Title:US NC: Is War On Drugs Creating HIV Epidemic In America?
Published On:2001-09-22
Source:Sanford Herald, The (NC)
Fetched On:2008-01-25 07:47:53
IS WAR ON DRUGS CREATING HIV EPIDEMIC IN AMERICA?

SANFORD - America's "war on drugs" may have sponsored an epidemic within an
epidemic, according to Dr. David Alain Wohl of the University of North
Carolina AIDS Research and Treatment Center.

Speaking to health, corrections and social workers during a roundtable
discussion Thursday about HIV/AIDS in the nation's prisons and jails, Wohl
said some people become infected with HIV after they are incarcerated, but
most come into jail or prison with the virus active in their bodies.

"In 1996, one in five HIV-infected people came through jail or prison,"
Wohl said. He added the HIV infection rate for prison inmates is 5.5 times
higher than it is in general population - a result of increased arrests of
people with a history of substance abuse.

Health officials have missed incredible opportunities to screen, treat and
counsel infected people as they were processed through city and county
jails, and the state's prisons, he said. Because of the numbers involved,
Wohl said action needs to be taken to change the state and local approach
to health care for those in the system.

"There are now 6.5 million people incarcerated in jails and prisons in
America. We have the largest prison population on the planet - more than
China. And, the rate is increasing every year," Wohl said, displaying
graphs illustrating that black males are "disproportionately" arrested and
sentenced.

"If one wanted to create a perfect system to lock up black males - we've
almost done that," Wohl said, adding "Nine percent of the black male
population is incarcerated.

"When you target men in a specific community, what happens to the community
back home? It creates disruptions for the women who are left behind," he
said, noting the likelihood of replacement sex partners and the particular
risk of HIV exposure after inmates return to the community. "These social
disruptions are at a cost that was unforeseen. Simply having a partner in
prison increases the opportunity for exposure."
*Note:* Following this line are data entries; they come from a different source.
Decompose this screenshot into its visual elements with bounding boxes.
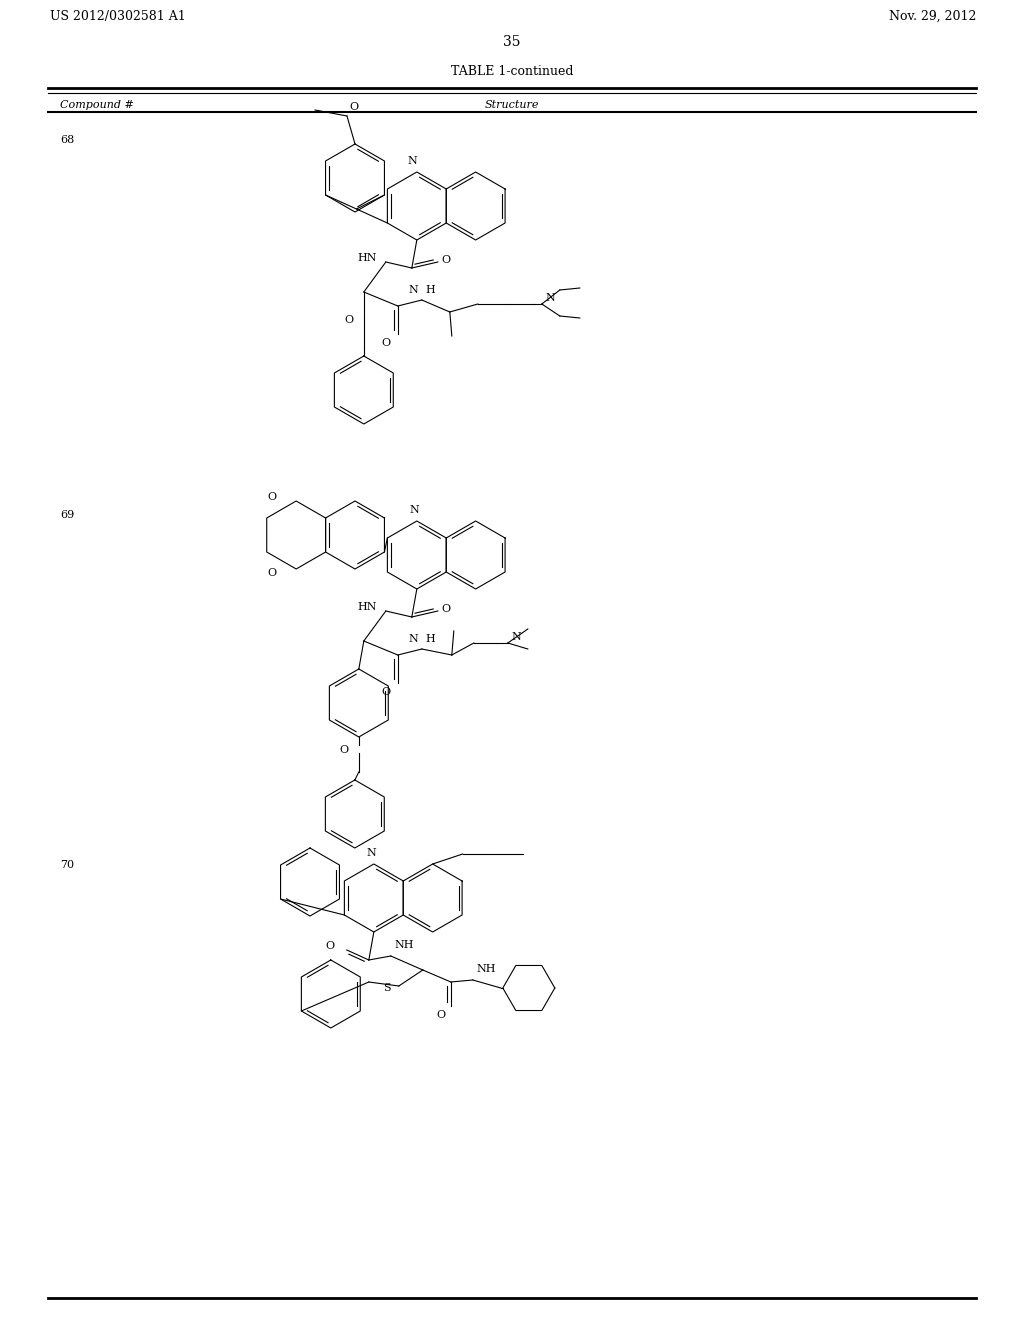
Text: O: O [345, 315, 354, 325]
Text: N: N [367, 847, 377, 858]
Text: O: O [326, 941, 335, 950]
Text: O: O [381, 686, 390, 697]
Text: 68: 68 [60, 135, 75, 145]
Text: HN: HN [357, 602, 377, 612]
Text: Structure: Structure [484, 100, 540, 110]
Text: O: O [267, 568, 276, 578]
Text: 35: 35 [503, 36, 521, 49]
Text: O: O [340, 744, 349, 755]
Text: N: N [410, 506, 420, 515]
Text: N: N [409, 634, 418, 644]
Text: US 2012/0302581 A1: US 2012/0302581 A1 [50, 11, 185, 22]
Text: N: N [408, 156, 418, 166]
Text: NH: NH [477, 964, 497, 974]
Text: 69: 69 [60, 510, 75, 520]
Text: S: S [383, 983, 391, 993]
Text: N: N [409, 285, 418, 294]
Text: TABLE 1-continued: TABLE 1-continued [451, 65, 573, 78]
Text: O: O [441, 255, 451, 265]
Text: NH: NH [395, 940, 415, 950]
Text: O: O [436, 1010, 445, 1020]
Text: HN: HN [357, 253, 377, 263]
Text: H: H [426, 285, 435, 294]
Text: O: O [349, 102, 358, 112]
Text: O: O [267, 492, 276, 502]
Text: N: N [546, 293, 556, 304]
Text: Nov. 29, 2012: Nov. 29, 2012 [889, 11, 976, 22]
Text: O: O [441, 605, 451, 614]
Text: 70: 70 [60, 861, 74, 870]
Text: Compound #: Compound # [60, 100, 134, 110]
Text: O: O [381, 338, 390, 348]
Text: N: N [512, 632, 521, 642]
Text: H: H [426, 634, 435, 644]
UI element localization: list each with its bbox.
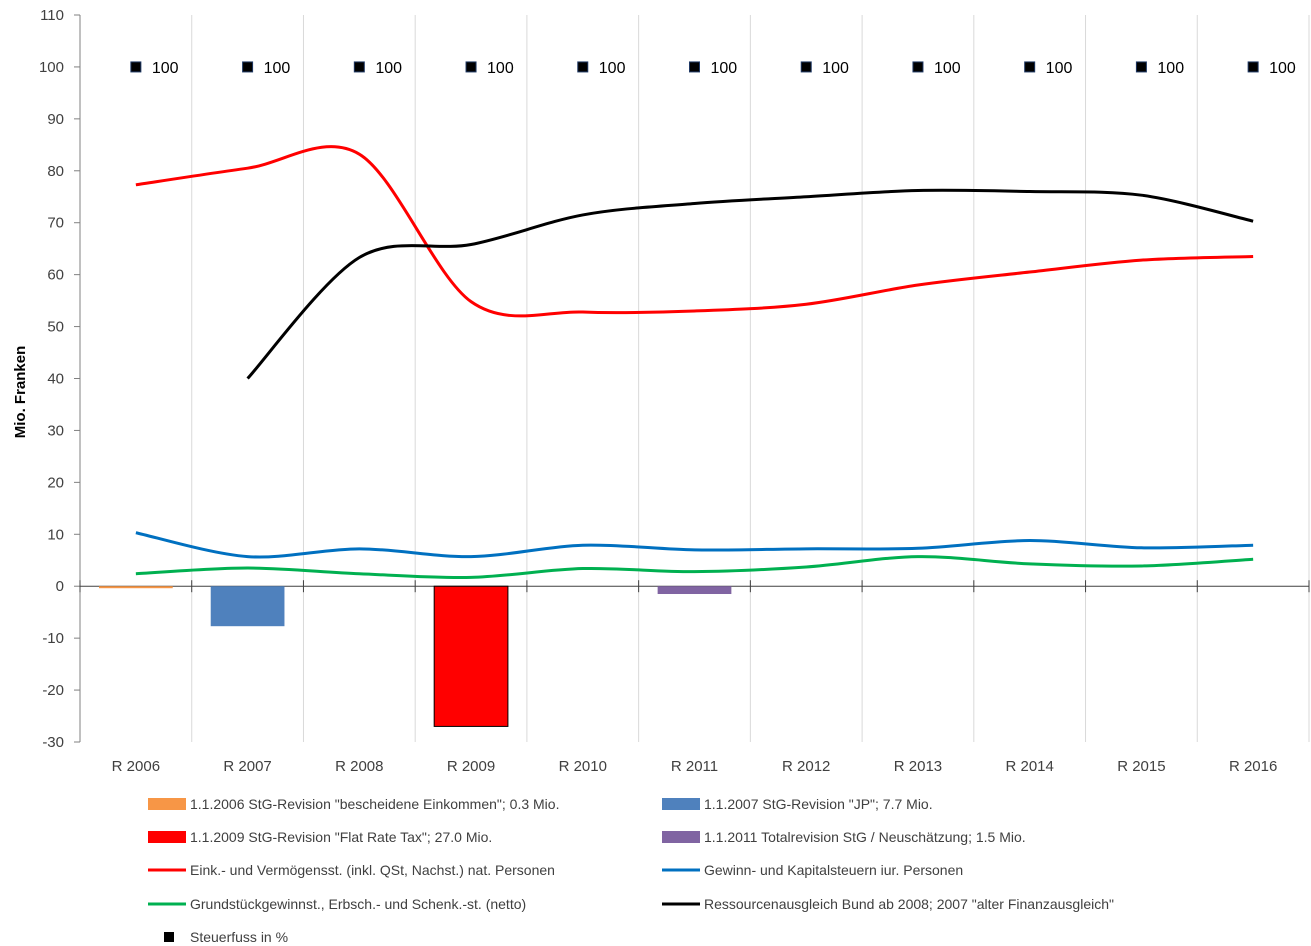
legend-label: 1.1.2011 Totalrevision StG / Neuschätzun… <box>704 829 1026 845</box>
point-marker <box>1247 61 1259 73</box>
y-tick-label: 100 <box>39 59 64 76</box>
legend-label: 1.1.2006 StG-Revision "bescheidene Einko… <box>190 796 559 812</box>
data-label: 100 <box>487 60 514 77</box>
point-marker <box>1135 61 1147 73</box>
y-tick-label: -30 <box>42 734 64 751</box>
data-label: 100 <box>822 60 849 77</box>
x-tick-label: R 2007 <box>223 758 271 775</box>
y-axis-title: Mio. Franken <box>12 346 29 439</box>
data-label: 100 <box>1269 60 1296 77</box>
legend-label: Steuerfuss in % <box>190 929 288 945</box>
point-marker <box>465 61 477 73</box>
bar-1 <box>98 586 173 589</box>
grid <box>79 15 1310 742</box>
bar-4 <box>657 586 732 595</box>
data-label: 100 <box>711 60 738 77</box>
y-tick-label: 0 <box>56 578 64 595</box>
y-tick-label: 40 <box>47 371 64 388</box>
legend-label: 1.1.2009 StG-Revision "Flat Rate Tax"; 2… <box>190 829 492 845</box>
y-tick-label: -10 <box>42 630 64 647</box>
point-marker <box>242 61 254 73</box>
y-tick-label: 110 <box>40 7 64 24</box>
data-label: 100 <box>599 60 626 77</box>
x-tick-label: R 2012 <box>782 758 830 775</box>
x-tick-label: R 2014 <box>1005 758 1053 775</box>
data-label: 100 <box>375 60 402 77</box>
point-marker <box>577 61 589 73</box>
x-tick-label: R 2006 <box>112 758 160 775</box>
series-line-4 <box>246 188 1254 380</box>
y-tick-label: 90 <box>47 111 64 128</box>
y-tick-label: 60 <box>47 267 64 284</box>
series-line-3 <box>135 555 1254 580</box>
x-tick-label: R 2013 <box>894 758 942 775</box>
y-tick-label: 50 <box>47 319 64 336</box>
legend: 1.1.2006 StG-Revision "bescheidene Einko… <box>148 796 1114 945</box>
x-tick-label: R 2010 <box>559 758 607 775</box>
point-marker <box>689 61 700 73</box>
bar-3 <box>433 585 509 727</box>
lines <box>135 145 1254 580</box>
x-tick-label: R 2009 <box>447 758 495 775</box>
y-tick-label: 20 <box>47 474 64 491</box>
legend-swatch <box>164 932 174 942</box>
legend-label: Grundstückgewinnst., Erbsch.- und Schenk… <box>190 896 526 912</box>
x-tick-label: R 2015 <box>1117 758 1165 775</box>
series-line-1 <box>135 145 1254 318</box>
x-tick-label: R 2011 <box>671 758 718 775</box>
points: 100 100 100 100 100 100 100 100 100 100 100 <box>130 60 1296 77</box>
legend-swatch <box>148 831 186 843</box>
data-label: 100 <box>264 60 291 77</box>
data-label: 100 <box>1157 60 1184 77</box>
y-tick-label: 10 <box>47 526 64 543</box>
point-marker <box>353 61 365 73</box>
legend-label: Eink.- und Vermögensst. (inkl. QSt, Nach… <box>190 862 555 878</box>
point-marker <box>130 61 142 73</box>
bars <box>98 585 732 727</box>
point-marker <box>1024 61 1036 73</box>
y-tick-label: 70 <box>47 215 64 232</box>
data-label: 100 <box>1046 60 1073 77</box>
legend-label: Gewinn- und Kapitalsteuern iur. Personen <box>704 862 963 878</box>
legend-swatch <box>662 798 700 810</box>
y-tick-label: -20 <box>42 682 64 699</box>
data-label: 100 <box>152 60 179 77</box>
x-tick-label: R 2008 <box>335 758 383 775</box>
legend-swatch <box>662 831 700 843</box>
y-tick-label: 30 <box>47 422 64 439</box>
series-line-2 <box>135 531 1254 559</box>
legend-label: Ressourcenausgleich Bund ab 2008; 2007 "… <box>704 896 1114 912</box>
point-marker <box>800 61 812 73</box>
x-tick-label: R 2016 <box>1229 758 1277 775</box>
legend-label: 1.1.2007 StG-Revision "JP"; 7.7 Mio. <box>704 796 933 812</box>
data-label: 100 <box>934 60 961 77</box>
y-tick-label: 80 <box>47 163 64 180</box>
legend-swatch <box>148 798 186 810</box>
bar-2 <box>210 586 285 627</box>
point-marker <box>912 61 924 73</box>
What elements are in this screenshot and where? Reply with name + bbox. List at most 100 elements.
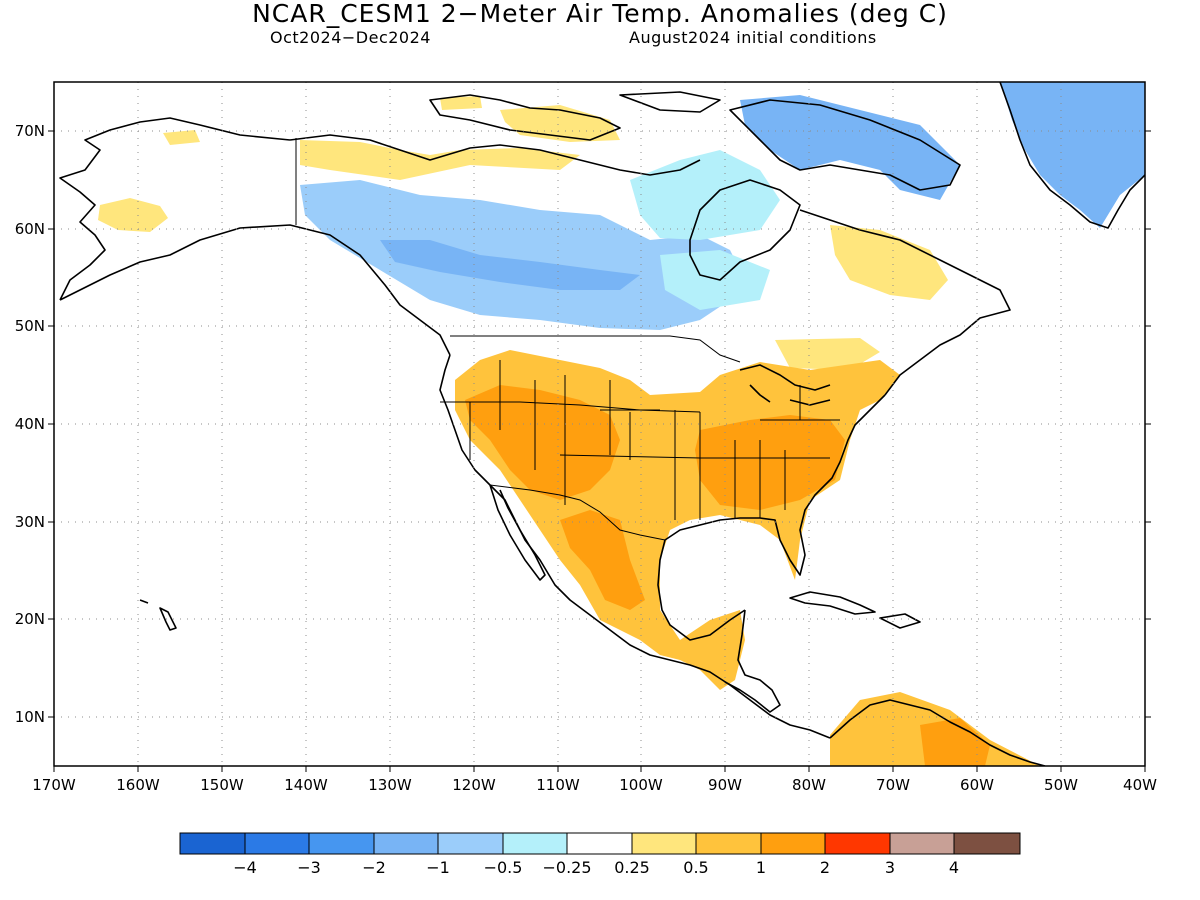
greenland-coast (999, 82, 1145, 229)
lat-tick-30: 30N (15, 513, 1151, 531)
lon-tick: 160W (116, 766, 160, 794)
legend-label: −0.5 (484, 858, 523, 877)
legend-label: −0.25 (542, 858, 591, 877)
legend-label: 0.5 (683, 858, 708, 877)
lat-label: 50N (15, 317, 45, 335)
lon-label: 140W (284, 776, 328, 794)
legend-label: −4 (233, 858, 257, 877)
lon-label: 40W (1123, 776, 1157, 794)
lat-tick-40: 40N (15, 415, 1151, 433)
legend-label: −3 (297, 858, 321, 877)
legend-swatch (244, 832, 310, 855)
legend-swatch (308, 832, 375, 855)
lon-tick: 90W (708, 766, 742, 794)
cuba (789, 591, 876, 615)
labrador-warm (830, 225, 948, 300)
us-mexico-border (489, 484, 666, 541)
labrador-coast (799, 209, 1011, 396)
map-area (54, 82, 1145, 766)
lat-tick-70: 70N (15, 122, 1151, 140)
legend-label: 4 (949, 858, 959, 877)
canada-cool-core (380, 240, 640, 290)
lat-tick-60: 60N (15, 220, 1151, 238)
anomaly-shading (98, 82, 1145, 766)
coastlines (59, 82, 1145, 766)
legend-label: −2 (362, 858, 386, 877)
color-legend: −4 −3 −2 −1 −0.5 −0.25 0.25 0.5 1 2 3 4 (179, 832, 1021, 877)
canada-us-border (450, 335, 741, 363)
lon-label: 100W (619, 776, 663, 794)
alaska-warm (98, 198, 168, 232)
map-title: NCAR_CESM1 2−Meter Air Temp. Anomalies (… (252, 0, 948, 28)
arctic-islands (429, 91, 721, 141)
legend-swatch (695, 832, 762, 855)
lat-label: 40N (15, 415, 45, 433)
legend-swatch (437, 832, 504, 855)
legend-swatch (824, 832, 891, 855)
alaska-warm (163, 130, 200, 145)
legend-swatch (179, 832, 246, 855)
lon-label: 130W (368, 776, 412, 794)
lat-tick-10: 10N (15, 708, 1151, 726)
greenland-cool (1000, 82, 1145, 228)
east-coast (657, 394, 886, 641)
southwest-warmest (465, 385, 620, 500)
south-america-warmest (920, 718, 990, 766)
lon-tick: 50W (1044, 766, 1078, 794)
southeast-warmest (695, 415, 845, 510)
lon-tick: 110W (536, 766, 580, 794)
lon-label: 80W (792, 776, 826, 794)
legend-label: 2 (820, 858, 830, 877)
nunavut-warm (440, 96, 482, 110)
lon-label: 60W (960, 776, 994, 794)
lon-tick: 120W (452, 766, 496, 794)
lat-label: 70N (15, 122, 45, 140)
hawaii (139, 599, 177, 631)
baja-california (489, 484, 546, 581)
lon-label: 90W (708, 776, 742, 794)
legend-swatch (953, 832, 1021, 855)
lon-tick: 60W (960, 766, 994, 794)
lat-label: 10N (15, 708, 45, 726)
legend-label: 0.25 (614, 858, 650, 877)
legend-label: 1 (756, 858, 766, 877)
lon-tick: 100W (619, 766, 663, 794)
latitude-axis: 70N 60N 50N 40N 30N 20N 10N (15, 122, 1151, 726)
labrador-warm (775, 338, 880, 370)
legend-swatch (631, 832, 697, 855)
lon-label: 110W (536, 776, 580, 794)
great-lakes (739, 364, 831, 406)
legend-label: 3 (885, 858, 895, 877)
legend-swatch (502, 832, 568, 855)
state-lines (440, 360, 840, 520)
lon-label: 170W (32, 776, 76, 794)
borders (295, 138, 840, 541)
nunavut-warm (300, 140, 580, 180)
legend-swatch (373, 832, 439, 855)
hudson-bay (689, 179, 801, 281)
legend-swatches (179, 832, 1021, 855)
legend-labels: −4 −3 −2 −1 −0.5 −0.25 0.25 0.5 1 2 3 4 (233, 858, 959, 877)
lon-label: 150W (200, 776, 244, 794)
lat-tick-20: 20N (15, 610, 1151, 628)
baffin-cool (740, 95, 960, 200)
lon-tick: 40W (1123, 766, 1157, 794)
lon-label: 120W (452, 776, 496, 794)
arctic-coast (289, 134, 701, 176)
lon-tick: 70W (876, 766, 910, 794)
baffin-island (729, 99, 961, 191)
legend-swatch (566, 832, 633, 855)
lon-tick: 170W (32, 766, 76, 794)
lon-tick: 140W (284, 766, 328, 794)
lat-label: 60N (15, 220, 45, 238)
hispaniola (879, 613, 921, 629)
central-america (724, 609, 781, 713)
lat-label: 30N (15, 513, 45, 531)
legend-swatch (760, 832, 826, 855)
lon-label: 70W (876, 776, 910, 794)
lon-label: 160W (116, 776, 160, 794)
initial-conditions: August2024 initial conditions (629, 28, 877, 47)
south-america-coast (829, 699, 1046, 766)
alaska-coast (59, 117, 451, 356)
Wohl, who works with the state's three prison HIV clinics, said almost
every inmate released from prison has two priorities - to eat at McDonald's
and then to have sex - "often within an hour of release."

"People don't stay in prison forever. In North Carolina, men average about
three years and women about six months. The person in prison today could be
sitting next to you on the bus tomorrow," Wohl said.

HIV is "dangerously concentrated" in the nation's prisons, Wohl said, but
there has been little increase in the amount of drug treatment funding
available for prisoners.

To address the problem, Wohl said corrections officers, social workers and
health care providers should drastically increase efforts to screen
incarcerated people for HIV/AIDS and other infectious diseases such as
hepatitis, and provide appropriate health care for those infected along
with transmission-risk education in prisons and "more paternal" discharge
plans for those being released from custody.

"And, we need to re-think this war on drugs and decide if we can afford
it," he said, adding that slogans like "three strikes and your out" and
"get tough on crime" may sound good as part of political campaigns, but may
ultimately erode quality of life in this country.